Today’s Financial Times has this piece:

There will be fresh economic shocks on the scale of the current credit squeeze if US house prices continue to fall, one of the country’s leading housing experts warned on Wednesday.

“The decline in house prices stands to create future dislocations, like the credit crisis we have just seen,” Robert Shiller, a Yale economist, told a Senate panel on Wednesday.

There were fresh signs of weakness ahead for the housing sector as figures showed applications for building permits fell to a 12-year-low.

Almost all of our recent wealth, not to mention the very reason why common sense and risk aversion went out the window over the last decade, has been appreciating house values. With house prices (and, by extension, home equity into which we could tap) ever-increasing, even the worst candidates could secure, and maintain, a mortgage.

The trouble is that the cliff isn’t under those clouds, and the second Wile. E. Coyote looks down, so does he go.

Here’s something picked up last week from the blog the Big Picture:

Big Picture Home inventories

My first-year Eco 1 students could follow this, so surely the media can. For all that we’ve have previous down-turns, vacancy rates and inventories were not what they are. House prices are not going to stay high, because there is far greater supply, while (if/as we enter a recession) far less demand. Rental property vacancies can expect to be squeezed no end, in the next year or so. Banks should probably just plan on becoming landlords, with all those houses they took back but aren’t trying to sell.

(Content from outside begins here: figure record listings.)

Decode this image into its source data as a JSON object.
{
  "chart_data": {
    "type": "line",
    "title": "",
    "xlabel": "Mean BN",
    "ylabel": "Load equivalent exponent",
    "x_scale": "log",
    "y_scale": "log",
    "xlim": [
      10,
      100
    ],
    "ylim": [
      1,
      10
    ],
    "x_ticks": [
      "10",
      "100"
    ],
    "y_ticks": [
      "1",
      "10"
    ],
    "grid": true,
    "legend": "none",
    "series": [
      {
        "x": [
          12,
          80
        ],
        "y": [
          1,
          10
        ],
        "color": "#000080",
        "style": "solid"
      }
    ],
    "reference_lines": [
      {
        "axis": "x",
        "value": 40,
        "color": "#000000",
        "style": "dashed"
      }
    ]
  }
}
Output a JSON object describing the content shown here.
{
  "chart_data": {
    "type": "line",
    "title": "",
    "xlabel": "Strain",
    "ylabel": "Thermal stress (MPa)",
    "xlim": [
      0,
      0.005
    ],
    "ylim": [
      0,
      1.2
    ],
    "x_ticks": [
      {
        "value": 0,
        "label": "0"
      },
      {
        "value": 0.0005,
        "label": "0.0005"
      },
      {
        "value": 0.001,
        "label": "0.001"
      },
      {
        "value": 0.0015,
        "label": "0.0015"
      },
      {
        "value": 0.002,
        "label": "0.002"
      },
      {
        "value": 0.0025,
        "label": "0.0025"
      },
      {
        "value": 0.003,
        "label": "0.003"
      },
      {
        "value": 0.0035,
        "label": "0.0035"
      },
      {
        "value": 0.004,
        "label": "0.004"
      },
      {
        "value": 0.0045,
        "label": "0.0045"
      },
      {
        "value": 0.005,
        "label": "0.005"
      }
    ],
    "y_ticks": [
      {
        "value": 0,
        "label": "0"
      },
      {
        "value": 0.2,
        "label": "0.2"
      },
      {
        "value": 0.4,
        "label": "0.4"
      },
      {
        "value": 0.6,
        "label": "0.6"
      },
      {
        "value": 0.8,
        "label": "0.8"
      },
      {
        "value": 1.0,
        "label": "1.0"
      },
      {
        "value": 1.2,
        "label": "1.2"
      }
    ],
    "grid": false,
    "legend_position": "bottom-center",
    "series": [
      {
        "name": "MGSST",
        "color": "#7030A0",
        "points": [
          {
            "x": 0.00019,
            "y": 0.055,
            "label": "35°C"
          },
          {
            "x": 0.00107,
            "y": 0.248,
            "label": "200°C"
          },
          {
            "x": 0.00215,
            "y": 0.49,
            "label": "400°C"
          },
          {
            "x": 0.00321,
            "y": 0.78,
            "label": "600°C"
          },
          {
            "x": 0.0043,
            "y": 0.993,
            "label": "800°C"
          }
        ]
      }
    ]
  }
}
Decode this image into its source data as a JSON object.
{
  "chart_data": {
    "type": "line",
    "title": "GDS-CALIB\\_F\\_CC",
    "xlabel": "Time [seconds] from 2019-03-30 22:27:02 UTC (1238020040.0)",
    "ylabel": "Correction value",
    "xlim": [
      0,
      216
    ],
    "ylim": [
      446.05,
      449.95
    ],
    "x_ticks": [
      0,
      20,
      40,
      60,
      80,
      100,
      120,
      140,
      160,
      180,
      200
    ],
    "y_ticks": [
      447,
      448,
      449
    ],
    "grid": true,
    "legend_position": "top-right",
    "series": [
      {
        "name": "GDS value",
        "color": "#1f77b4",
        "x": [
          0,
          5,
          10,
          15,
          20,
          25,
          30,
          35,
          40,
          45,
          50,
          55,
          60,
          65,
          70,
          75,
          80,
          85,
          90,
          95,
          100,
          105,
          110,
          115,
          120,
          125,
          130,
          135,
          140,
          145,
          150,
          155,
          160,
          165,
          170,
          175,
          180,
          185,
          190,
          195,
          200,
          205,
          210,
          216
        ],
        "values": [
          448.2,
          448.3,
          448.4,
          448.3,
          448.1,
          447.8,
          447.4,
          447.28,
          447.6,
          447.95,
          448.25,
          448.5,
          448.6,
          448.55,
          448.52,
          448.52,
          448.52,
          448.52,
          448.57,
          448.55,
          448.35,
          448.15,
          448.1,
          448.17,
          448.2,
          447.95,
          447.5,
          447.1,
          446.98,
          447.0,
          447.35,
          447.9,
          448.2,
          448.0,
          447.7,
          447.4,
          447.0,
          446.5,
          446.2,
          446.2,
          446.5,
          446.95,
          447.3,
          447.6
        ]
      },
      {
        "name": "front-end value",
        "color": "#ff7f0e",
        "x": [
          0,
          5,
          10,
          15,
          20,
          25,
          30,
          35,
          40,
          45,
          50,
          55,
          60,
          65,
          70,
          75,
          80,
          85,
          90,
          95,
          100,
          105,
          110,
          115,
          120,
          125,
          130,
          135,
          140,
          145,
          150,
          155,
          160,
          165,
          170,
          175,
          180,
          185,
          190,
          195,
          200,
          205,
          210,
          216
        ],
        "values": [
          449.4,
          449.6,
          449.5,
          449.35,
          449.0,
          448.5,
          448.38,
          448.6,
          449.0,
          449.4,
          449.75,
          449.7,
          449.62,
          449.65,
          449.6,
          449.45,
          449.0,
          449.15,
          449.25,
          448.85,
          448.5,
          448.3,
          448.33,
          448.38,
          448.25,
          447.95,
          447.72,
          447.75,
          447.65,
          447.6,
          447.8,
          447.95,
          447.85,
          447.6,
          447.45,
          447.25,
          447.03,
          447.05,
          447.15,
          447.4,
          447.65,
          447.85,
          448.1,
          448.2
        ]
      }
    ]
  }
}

Meanwhile, oil is comfortable above USD82 a barrel, it seems:

Crude oil on Wednesday jumped to a fresh all-time of $82.51 after a larger-than-expected US crude oil inventories decline last week.

Worries about a potential tropical storm heading to the oil-rich Gulf of Mexico, some investors covering previous bearish bets and the US Federal Reserve interest rate cut also helped to push up prices.

In New York, Nymex October West Texas Intermediate rose to an intraday record high of $82.51 a barrel. It later was trading 95 cents higher at $82.46 a barrel.

In London, ICE November Brent rose to $78.49 a barrel and later traded 41 cents higher at $78.0 a barrel.

This is, of course, while the affordability of oil declines with the US dollar (Fred Thompson’s great idea of drilling in the Everglades notwithstanding).

So you, living out there in your exurbs: don’t even think of returning to New York City, you bastards. My rent is high enough already. This is apropos vacancy rates. Our cities can look forward to seeing more and more of the people for whom those cities weren’t good enough changing their minds, returning and looking for space. For the people still there, this will not come as good news.

Meanwhile, we still see more of the same:

”Overall, the figures support the idea that inflation is much less of a concern than it was six months ago,” said Paul Ashworth, an economist at Capital Economics.

”The Fed is lucky that inflation is beginning to behave itself again, because the housing market is in desperate need of some monetary stimulus,” he added.

I don’t care about how much of a concern inflation was six months ago – how about six months from now? It isn’t “beginning to behave itself again”, just because it’s currently doing what we like. One might as well relax in Baghdad because militias are turning on Al Qaeda instead of blowing us to hell. Nothing’s behaving itself anymore, and most likely won’t for a while. Now is the time to load up and prepare.